L'amendement AFFECO.7 est adopté à l'unanimité.
Mme Viviane Artigalas , rapporteure pour avis . - Il a été répondu aux maires que le conseil national des villes existe déjà mais il ne fonctionne pas de manière satisfaisante. Nous proposons avec les maires un conseil national des solutions qui jouera un rôle de vigie pour généraliser des solutions locales au niveau national. Il y a peu de projets qui partent du terrain avec une approche du bas vers le haut - l'approche bottom up en anglais. Les solutions seront généralisées si elles sont efficaces sur l'ensemble du territoire, les maires souhaitent travailler au cas par cas. La création du conseil national des solutions vise à organiser ce travail de vigie qui n'est pas réalisé par le conseil national des villes. C'est l'objet de l'amendement AFFECO.9 .
Mme Dominique Estrosi Sassone , présidente . - Le vote est identique à celui des précédents amendements.
L'amendement AFFECO.9 est adopté à l'unanimité.
Mme Dominique Estrosi Sassone , présidente . - Je remercie sincèrement Viviane Artigalas pour son travail. L'avis donné est favorable sous réserve des amendements proposés et votés à l'unanimité.
La commission émet un avis favorable à l'adoption des crédits « Politique de la ville » de la mission « Cohésion des territoires » sous réserve de l'adoption des amendements.

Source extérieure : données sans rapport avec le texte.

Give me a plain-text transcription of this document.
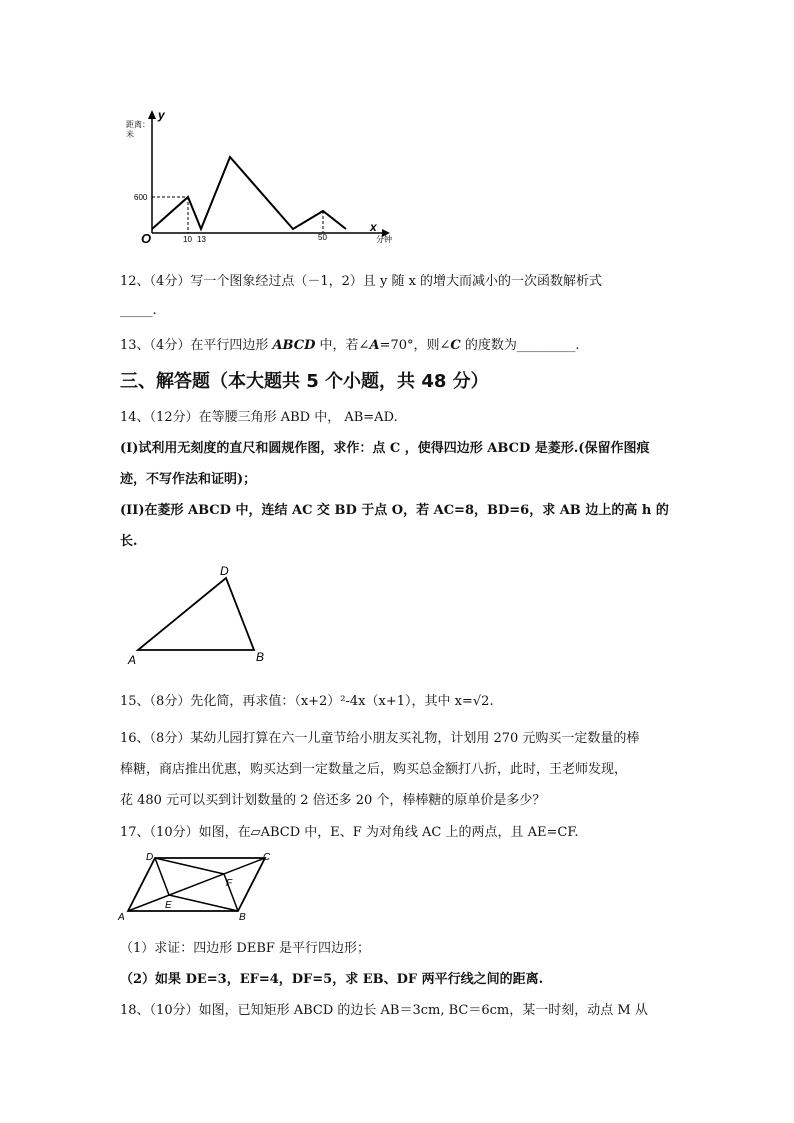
y
距离：
米
600
O	10 13	50
x
分钟
12、（4分）写一个图象经过点（－1，2）且 y 随 x 的增大而减小的一次函数解析式
_____.
13、（4分）在平行四边形 ABCD 中，若∠A=70°，则∠C 的度数为_________.
三、解答题（本大题共 5 个小题，共 48 分）
14、（12分）在等腰三角形 ABD 中， AB=AD.
(I)试利用无刻度的直尺和圆规作图，求作：点 C ，使得四边形 ABCD 是菱形.(保留作图痕
迹，不写作法和证明)；
(II)在菱形 ABCD 中，连结 AC 交 BD 于点 O，若 AC=8，BD=6，求 AB 边上的高 h 的
长.
A	B
D
15、（8分）先化简，再求值：（x+2）²-4x（x+1），其中 x=√2.
16、（8分）某幼儿园打算在六一儿童节给小朋友买礼物，计划用 270 元购买一定数量的棒
棒糖，商店推出优惠，购买达到一定数量之后，购买总金额打八折，此时，王老师发现，
花 480 元可以买到计划数量的 2 倍还多 20 个，棒棒糖的原单价是多少？
17、（10分）如图，在▱ABCD 中，E、F 为对角线 AC 上的两点，且 AE=CF.
A	B
C
D
E
F
（1）求证：四边形 DEBF 是平行四边形；
（2）如果 DE=3，EF=4，DF=5，求 EB、DF 两平行线之间的距离.
18、（10分）如图，已知矩形 ABCD 的边长 AB＝3cm, BC＝6cm，某一时刻，动点 M 从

LISTE DES PERSONNES ENTENDUES
Jeudi 5 novembre 2020
- Agence nationale de la cohésion des territoires : M. François-Antoine MARIANI , directeur général délégué Politique de la ville, Mme Gabrielle DE NADAILLAC , directrice mission soutien à la vie associative, M. Éric BRIAT , chef de service au sein de la Direction de la ville et de la cohésion urbaine.
- Agence nationale pour la rénovation urbaine : MM. Nicolas GRIVEL , directeur général, Damien RANGER , directeur des relations institutionnelles.
- Ministère de la cohésion des territoires et des relations avec les collectivités territoriales : M. Stéphane GAUVOGEL , directeur de cabinet, Mmes Benjamin QUASHIE-ROUBAUD , conseiller renouvellement urbain, Myriam SOUAMI , conseillère parlementaire.
- Institut national de la statistique et des études économiques : Mme Marie-Christine PARENT , directrice régionale, M. Mustapha TOUAHIR , directeur régional adjoint, chef du service des études et de la diffusion,
- Institut Paris région : Mmes Hélène JOINET , urbaniste, Sandrine BEAUFILS , démographe.
- Nexity : M. François-Xavier SCHWEITZER , directeur de l'habitat social.
Lundi 23 novembre 2020
Table ronde des maires ayant signé l'appel du 14 novembre : Mmes Catherine ARENOU , maire Chanteloup-les-Vignes et Hélène GEOFFROY , maire de Vaulx-en-Velin, ancienne ministre, MM. Guillaume DELBAR , maire de Roubaix et Philippe RIO , maire de Grigny.
* 1 Chiffre Nexity 1 er semestre 2020.